Actually, that is how America got a $34 trillion national debt. Maybe the breakfast should have offered special prayers for the federal government’s credit rating? For decades, D.C. bipartisan deals have been smarmy Solomonic solutions sawing the Bill of Rights in half to help politicians snare campaign contributions. But citizens didn’t send members of Congress to Washington to destroy their rights, liberties, or currency on the installment plan.

Perhaps presidents and congressmen should be praying for a new, even more gullible cadre of voters to reelect them. Cynicism is routinely denounced at prayer breakfasts, but cynicism is blowback from decades of deceit. Most of the major political power grabs in modern history have been propelled by official falsehoods, as have all the major wars since 1950. Perpetual bipartisan chicanery explains why only 20 percent of Americans trust the federal government nowadays. Cynicism is simply a discount rate for political honesty.

Prayer breakfasts foster the illusion that politicians are corrigible. But lying is practically the job description for politicians. Economist John Burnheim, in his 1985 book Is Democracy Possible?, observed of electoral campaigns:

Overwhelming pressures to lie, to pretend, to conceal, to denigrate or sanctify are always present when the object to be sold is intangible and its properties unverifiable until long after the time when the decision to buy can be reversed.

Dishonesty is practically the distinguishing trait of the political class. Thomas Jefferson observed in 1820, “Whenever a man casts a longing eye on offices, a rottenness begins in his conduct.” One carpetbagger Reconstruction-era Louisiana governor declared, “I don’t pretend to be honest. I only pretend to be as honest as anybody in politics.”

A 1996 Washington Post poll found that 97 percent of people interviewed trusted their spouses, 87 percent trusted teachers, 71 percent trusted the “average person,” but only 14 percent trusted politicians. A 1994 poll found that only 3 percent of those surveyed had a “high” opinion of politicians. Burns Roper, the director of the Roper poll, observed, “Those in government-related occupations are at the very bottom of the list of occupational groups thought well of.”

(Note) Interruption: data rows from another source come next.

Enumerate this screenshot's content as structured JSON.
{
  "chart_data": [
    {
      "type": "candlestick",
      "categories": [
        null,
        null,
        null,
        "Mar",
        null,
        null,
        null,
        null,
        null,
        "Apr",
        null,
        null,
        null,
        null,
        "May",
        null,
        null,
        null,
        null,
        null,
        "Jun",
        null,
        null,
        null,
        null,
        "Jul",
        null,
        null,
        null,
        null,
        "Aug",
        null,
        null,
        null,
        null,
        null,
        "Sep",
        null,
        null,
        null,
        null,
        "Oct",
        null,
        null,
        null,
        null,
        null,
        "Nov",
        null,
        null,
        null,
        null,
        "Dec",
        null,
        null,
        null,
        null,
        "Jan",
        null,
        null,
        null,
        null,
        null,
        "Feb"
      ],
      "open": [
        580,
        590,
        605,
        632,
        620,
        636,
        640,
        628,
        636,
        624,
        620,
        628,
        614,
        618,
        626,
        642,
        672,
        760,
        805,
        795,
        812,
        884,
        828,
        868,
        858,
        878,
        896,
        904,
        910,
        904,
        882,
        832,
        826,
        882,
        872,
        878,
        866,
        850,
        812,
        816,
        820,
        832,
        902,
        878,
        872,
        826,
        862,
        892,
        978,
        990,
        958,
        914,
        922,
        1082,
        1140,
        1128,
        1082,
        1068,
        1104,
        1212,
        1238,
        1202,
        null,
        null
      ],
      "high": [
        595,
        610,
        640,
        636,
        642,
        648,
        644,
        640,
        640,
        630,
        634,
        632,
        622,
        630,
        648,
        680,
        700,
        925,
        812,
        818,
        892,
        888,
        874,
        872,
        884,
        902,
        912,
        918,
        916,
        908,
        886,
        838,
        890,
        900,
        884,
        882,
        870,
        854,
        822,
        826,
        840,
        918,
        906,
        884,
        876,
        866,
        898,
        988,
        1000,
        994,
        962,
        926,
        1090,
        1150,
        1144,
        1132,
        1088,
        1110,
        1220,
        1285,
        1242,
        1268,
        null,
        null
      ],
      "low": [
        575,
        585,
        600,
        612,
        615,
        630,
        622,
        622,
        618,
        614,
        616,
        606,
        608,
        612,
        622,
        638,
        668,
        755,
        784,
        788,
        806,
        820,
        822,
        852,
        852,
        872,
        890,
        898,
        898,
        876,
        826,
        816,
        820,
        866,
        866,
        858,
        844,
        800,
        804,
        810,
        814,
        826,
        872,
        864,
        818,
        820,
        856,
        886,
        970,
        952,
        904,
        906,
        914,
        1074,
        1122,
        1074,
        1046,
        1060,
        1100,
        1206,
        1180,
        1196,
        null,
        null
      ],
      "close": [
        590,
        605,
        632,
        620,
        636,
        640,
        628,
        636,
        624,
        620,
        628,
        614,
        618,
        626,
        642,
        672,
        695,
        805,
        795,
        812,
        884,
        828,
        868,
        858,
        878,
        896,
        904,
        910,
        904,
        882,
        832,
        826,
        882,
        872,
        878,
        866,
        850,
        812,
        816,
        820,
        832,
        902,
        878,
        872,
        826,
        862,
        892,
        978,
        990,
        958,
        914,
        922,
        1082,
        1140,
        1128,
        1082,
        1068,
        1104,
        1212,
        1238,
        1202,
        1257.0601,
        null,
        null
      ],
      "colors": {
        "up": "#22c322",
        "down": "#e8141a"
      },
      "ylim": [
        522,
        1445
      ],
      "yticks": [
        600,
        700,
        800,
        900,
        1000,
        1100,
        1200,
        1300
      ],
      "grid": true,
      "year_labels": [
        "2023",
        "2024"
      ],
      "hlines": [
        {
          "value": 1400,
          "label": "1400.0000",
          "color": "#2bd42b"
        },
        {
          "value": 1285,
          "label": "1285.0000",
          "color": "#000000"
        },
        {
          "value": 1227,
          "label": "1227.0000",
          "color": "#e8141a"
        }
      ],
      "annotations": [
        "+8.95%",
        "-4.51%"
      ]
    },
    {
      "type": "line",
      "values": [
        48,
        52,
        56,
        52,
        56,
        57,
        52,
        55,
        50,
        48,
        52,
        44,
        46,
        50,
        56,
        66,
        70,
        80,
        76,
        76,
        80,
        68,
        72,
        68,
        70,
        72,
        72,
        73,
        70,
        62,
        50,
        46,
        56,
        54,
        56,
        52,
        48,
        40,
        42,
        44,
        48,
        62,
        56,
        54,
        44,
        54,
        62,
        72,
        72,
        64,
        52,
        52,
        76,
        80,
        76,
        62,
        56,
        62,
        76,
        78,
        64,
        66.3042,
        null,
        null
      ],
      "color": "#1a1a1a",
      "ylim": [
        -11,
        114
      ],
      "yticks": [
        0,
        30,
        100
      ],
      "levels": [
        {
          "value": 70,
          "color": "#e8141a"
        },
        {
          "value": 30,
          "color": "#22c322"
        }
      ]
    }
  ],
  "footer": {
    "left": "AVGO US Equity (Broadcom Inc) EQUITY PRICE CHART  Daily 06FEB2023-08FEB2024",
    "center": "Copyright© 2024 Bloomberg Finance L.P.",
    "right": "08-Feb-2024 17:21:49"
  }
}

Are politicians who praise the Lord preparing to pilfer the Treasury? Or are they revving up some foreign intervention designed to create full employment for grave diggers? Or are they harmlessly gas-bagging, stalling until they can remember to wave the flag again?

Americans are amidst an election year which is dominated by two presidential candidates that most Americans heartily distrust. It would take divine intervention for either Joe Biden or Donald Trump to be consistently honest with the American people. That type of miracle is so unlikely that even Las Vegas is not taking bets.